If you are using the convenience script, the following instructions will handle the audio feature extraction and t-SNE assignment.
You can analyze an entire directory of individual files, or on a single sound which gets segmented and cut into multiple individual files. To run it on a directory of sounds, run the following command:
python tSNE-audio.py --input_dir path/to/input/directory --output_file path/to/output/json
This will analyze all the sounds in
path/to/input/directory and assign a set of t-SNE coordinates to them saved in the file
python tSNE-audio.py --input_dir ../audio/DrumSamples --output_file ../apps/AudioTSNEViewer/bin/data/points.json
To run it on a single audio file, in which case it will segment the audio by onsets, analyze each chunk and save them to a new directory, then run:
python tSNE-audio.py --input_file path/to/your/input/file --output_audio_dir path/to/output/chunks --output_file path/to/output/json
python tSNE-audio.py --input_file /Users/JaneDoe/Downloads/MyAudio.mp3 --output_audio_dir /Users/JaneDoe/Desktop/myClips --output_file ../apps/AudioTSNEViewer/bin/data/points.json
With the second option, the input audio file will be split into many discrete audio chunks and saved into the directory specified by
You may optionally set the perplexity of the t-SNE using the
--perplexity argument (defaults to 30), or the learning rate using
--learning_rate (default 150). If you’d like to learn more about what perplexity and learning rate do in t-SNE, read how to use t-SNE effectively.

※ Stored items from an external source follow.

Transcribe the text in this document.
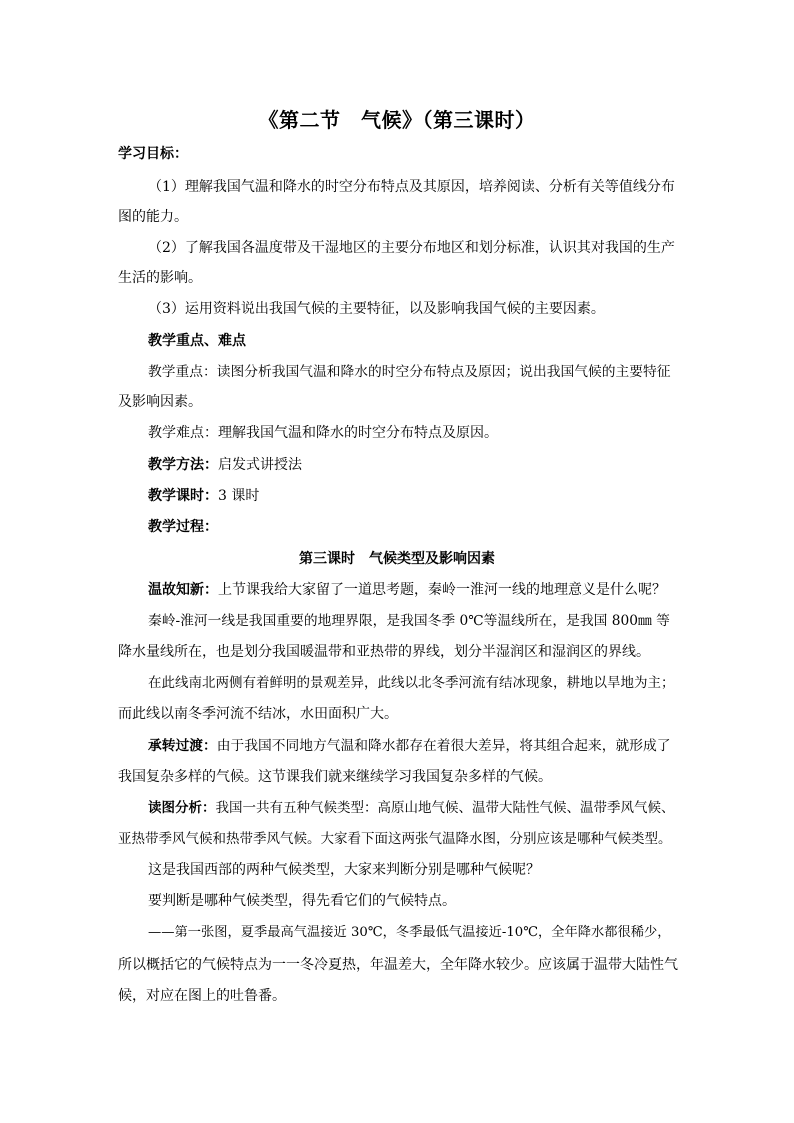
《第二节　气候》（第三课时）
学习目标：
（1）理解我国气温和降水的时空分布特点及其原因，培养阅读、分析有关等值线分布
图的能力。
（2）了解我国各温度带及干湿地区的主要分布地区和划分标准，认识其对我国的生产
生活的影响。
（3）运用资料说出我国气候的主要特征，以及影响我国气候的主要因素。
教学重点、难点
教学重点：读图分析我国气温和降水的时空分布特点及原因；说出我国气候的主要特征
及影响因素。
教学难点：理解我国气温和降水的时空分布特点及原因。
教学方法：启发式讲授法
教学课时：3 课时
教学过程：
第三课时　气候类型及影响因素
温故知新：上节课我给大家留了一道思考题，秦岭一淮河一线的地理意义是什么呢？
秦岭-淮河一线是我国重要的地理界限，是我国冬季 0℃等温线所在，是我国 800㎜ 等
降水量线所在，也是划分我国暖温带和亚热带的界线，划分半湿润区和湿润区的界线。
在此线南北两侧有着鲜明的景观差异，此线以北冬季河流有结冰现象，耕地以旱地为主；
而此线以南冬季河流不结冰，水田面积广大。
承转过渡：由于我国不同地方气温和降水都存在着很大差异，将其组合起来，就形成了
我国复杂多样的气候。这节课我们就来继续学习我国复杂多样的气候。
读图分析：我国一共有五种气候类型：高原山地气候、温带大陆性气候、温带季风气候、
亚热带季风气候和热带季风气候。大家看下面这两张气温降水图，分别应该是哪种气候类型。
这是我国西部的两种气候类型，大家来判断分别是哪种气候呢？
要判断是哪种气候类型，得先看它们的气候特点。
——第一张图，夏季最高气温接近 30℃，冬季最低气温接近-10℃，全年降水都很稀少，
所以概括它的气候特点为一一冬冷夏热，年温差大，全年降水较少。应该属于温带大陆性气
候，对应在图上的吐鲁番。
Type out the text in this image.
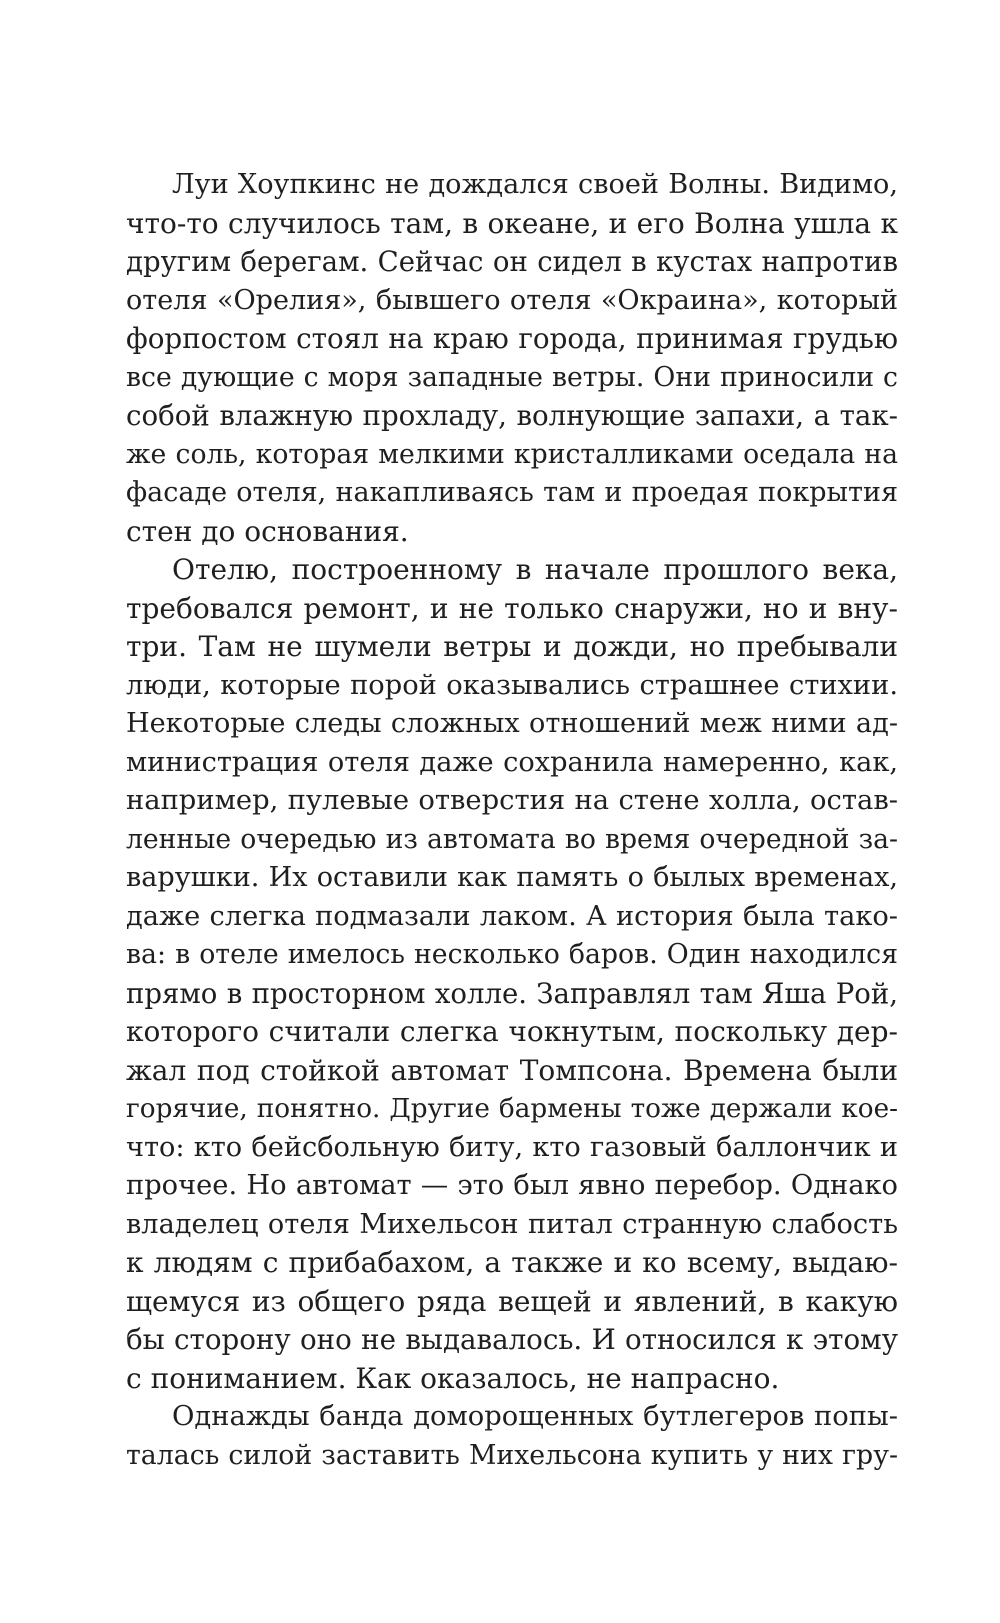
Луи Хоупкинс не дождался своей Волны. Видимо,
что-то случилось там, в океане, и его Волна ушла к
другим берегам. Сейчас он сидел в кустах напротив
отеля «Орелия», бывшего отеля «Окраина», который
форпостом стоял на краю города, принимая грудью
все дующие с моря западные ветры. Они приносили с
собой влажную прохладу, волнующие запахи, а так-
же соль, которая мелкими кристалликами оседала на
фасаде отеля, накапливаясь там и проедая покрытия
стен до основания.
Отелю, построенному в начале прошлого века,
требовался ремонт, и не только снаружи, но и вну-
три. Там не шумели ветры и дожди, но пребывали
люди, которые порой оказывались страшнее стихии.
Некоторые следы сложных отношений меж ними ад-
министрация отеля даже сохранила намеренно, как,
например, пулевые отверстия на стене холла, остав-
ленные очередью из автомата во время очередной за-
варушки. Их оставили как память о былых временах,
даже слегка подмазали лаком. А история была тако-
ва: в отеле имелось несколько баров. Один находился
прямо в просторном холле. Заправлял там Яша Рой,
которого считали слегка чокнутым, поскольку дер-
жал под стойкой автомат Томпсона. Времена были
горячие, понятно. Другие бармены тоже держали кое-
что: кто бейсбольную биту, кто газовый баллончик и
прочее. Но автомат — это был явно перебор. Однако
владелец отеля Михельсон питал странную слабость
к людям с прибабахом, а также и ко всему, выдаю-
щемуся из общего ряда вещей и явлений, в какую
бы сторону оно не выдавалось. И относился к этому
с пониманием. Как оказалось, не напрасно.
Однажды банда доморощенных бутлегеров попы-
талась силой заставить Михельсона купить у них гру-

Note, you can also optionally change the number of dimensions for the t-SNE with the parameter
--num_dimensions (defaults to 2) but this ofApp is currently setup to just read 2 columns at the moment.
After the analysis, you should have generated a JSON file containing the file paths to the individual audio clips and their t-SNE embedding assignment. Make sure you do not move the audio clips to another location after doing the analysis, because the paths are hardcoded into the JSON file.
Run the viewer application
If you are building the application from source, just make sure the variable
path is set to point to the JSON file. If you are running the pre-compiled application, you need to rename the JSON file to
points.json and place it in the app’s
data folder, which is the default file path it is opening.
You should get something that looks like this.
To interact with the application, move your mouse around over the circles to hear the individual clips. Several variables in the GUI control a few parameters:
maxDuration: this is the number of seconds (default: 1.0) to play any individual clip before stopping it.
mouseRadius: radius in pixels between mouse and clip to trigger (default: 250). If the mouse is less than this many pixels from the clip, it will trigger.
pauseLength: minimal number of seconds between consecutive triggers of the same clip (default: 2.0). This is to ensure that you don’t keep re-triggering the same clip at framerate while your mouse is moving over it.